1

Le complot obscurantiste du réchauffisme climatique planétaire

Si l’on envisage le complot de l’obscurantisme réchauffiste, c’est qu’il s’agit d’une prophétie et d’une théorie de la déraison. C’est pourquoi le complot de l’obscurantisme assigne aux argumentations rationnelles une fonction politique réactionnaire. Selon le complot de l’obscurantisme, la critique des thèses réchauffistes partisanes erronées ne correspondrait qu’à des positions réactionnaires. Les climato-sceptiques opposent un refus obstiné à toute tentative de résoudre tous les faux problèmes de l’obscurantisme réchauffiste que les écolos gauchistes révolutionnaires veulent imposer à la société industrielle. L’obscurantisme réchauffiste est une théorie écolo-gauchiste partisane qui n’attribue aucun rôle aux constatations scientifiques réelles.

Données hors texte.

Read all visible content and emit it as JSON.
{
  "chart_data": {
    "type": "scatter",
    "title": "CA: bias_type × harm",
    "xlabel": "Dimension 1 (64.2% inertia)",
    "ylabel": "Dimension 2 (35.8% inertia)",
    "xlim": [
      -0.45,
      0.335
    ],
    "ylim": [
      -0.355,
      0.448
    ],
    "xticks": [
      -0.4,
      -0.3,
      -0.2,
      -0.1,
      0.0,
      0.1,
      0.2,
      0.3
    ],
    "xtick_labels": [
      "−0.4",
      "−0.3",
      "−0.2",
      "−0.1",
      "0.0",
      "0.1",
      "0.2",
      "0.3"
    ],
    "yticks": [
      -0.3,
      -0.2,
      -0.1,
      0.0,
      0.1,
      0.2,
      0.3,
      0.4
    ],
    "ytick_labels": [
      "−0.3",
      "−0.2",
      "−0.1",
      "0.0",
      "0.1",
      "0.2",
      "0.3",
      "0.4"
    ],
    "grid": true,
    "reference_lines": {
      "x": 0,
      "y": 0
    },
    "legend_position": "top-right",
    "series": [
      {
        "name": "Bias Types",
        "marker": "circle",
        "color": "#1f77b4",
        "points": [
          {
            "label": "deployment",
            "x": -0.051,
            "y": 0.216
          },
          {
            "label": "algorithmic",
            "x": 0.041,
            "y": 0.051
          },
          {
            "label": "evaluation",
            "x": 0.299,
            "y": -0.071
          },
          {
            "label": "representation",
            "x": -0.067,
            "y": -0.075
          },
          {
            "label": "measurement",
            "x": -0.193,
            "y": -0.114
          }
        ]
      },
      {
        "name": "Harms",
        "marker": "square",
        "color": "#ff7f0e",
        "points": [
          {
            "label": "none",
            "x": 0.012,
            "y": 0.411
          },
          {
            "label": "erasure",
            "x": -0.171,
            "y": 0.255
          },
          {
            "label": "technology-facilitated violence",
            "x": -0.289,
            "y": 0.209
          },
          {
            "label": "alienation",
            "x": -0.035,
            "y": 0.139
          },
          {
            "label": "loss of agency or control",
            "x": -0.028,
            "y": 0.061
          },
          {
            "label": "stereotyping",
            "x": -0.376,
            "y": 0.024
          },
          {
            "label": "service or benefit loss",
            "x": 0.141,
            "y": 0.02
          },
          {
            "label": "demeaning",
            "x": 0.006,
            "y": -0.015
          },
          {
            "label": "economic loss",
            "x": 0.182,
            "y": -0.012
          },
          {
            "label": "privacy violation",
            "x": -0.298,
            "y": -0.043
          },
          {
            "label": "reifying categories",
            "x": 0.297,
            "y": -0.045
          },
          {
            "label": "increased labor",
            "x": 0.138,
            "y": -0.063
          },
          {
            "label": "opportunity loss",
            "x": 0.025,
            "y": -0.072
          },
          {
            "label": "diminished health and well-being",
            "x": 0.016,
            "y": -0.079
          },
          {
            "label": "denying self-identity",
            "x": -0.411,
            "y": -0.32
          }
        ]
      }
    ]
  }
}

L’obscurantisme est soumis aux préjugés et aux hypothèses réchauffistes partisanes erronées qui ne sont que des croyances imposées pour empêcher les citoyens de découvrir ses mensonges et ses erreurs.

La théorie réchauffiste partisane refuse tout scepticisme et met l’accent sur la croyance que la fausse science réchauffiste est susceptible de développements dans un avenir incertain. C’est pourquoi la fausse science réchauffiste s’oppose au progrès pour la simple raison qu’elle refuse d’être éclairée sur ses erreurs.

Le complot de l’obscurantisme réchauffiste se justifie par ses anticipations, prédictions et hypothèses injustifiées et impossibles à justifier. Le complot de l’obscurantisme réchauffiste se justifie par la divination.

Il impose des solutions qui ne sont que des croyances dans des hypothèses réchauffistes partisanes qui ne sont surtout pas soumises au contrôle de la critique scientifique raisonnable. C’est pourquoi il n’est pas possible d’établir avec certitude que ces prédictions sont vraies, ni même qu’elles sont « probables » !

La critique des hypothèses réchauffistes est déterminante pour faire apparaître ses erreurs et pour faire comprendre les difficultés inhérentes aux vrais problèmes que la société moderne doit résoudre.

Si la vraie science peut avoir une meilleure connaissance de ce problème, alors il devient possible de proposer des solutions plus justes et plus efficaces. La réfutation de l’obscurantisme réchauffiste constitue toujours un progrès de la raison qui fait approcher de la vérité afin de résoudre les problèmes posés.

Et c’est en ce sens que les erreurs et les mensonges de l’obscurantisme réchauffiste peuvent être instructifs pour les responsables politiques et pour les décideurs des gouvernements concernés.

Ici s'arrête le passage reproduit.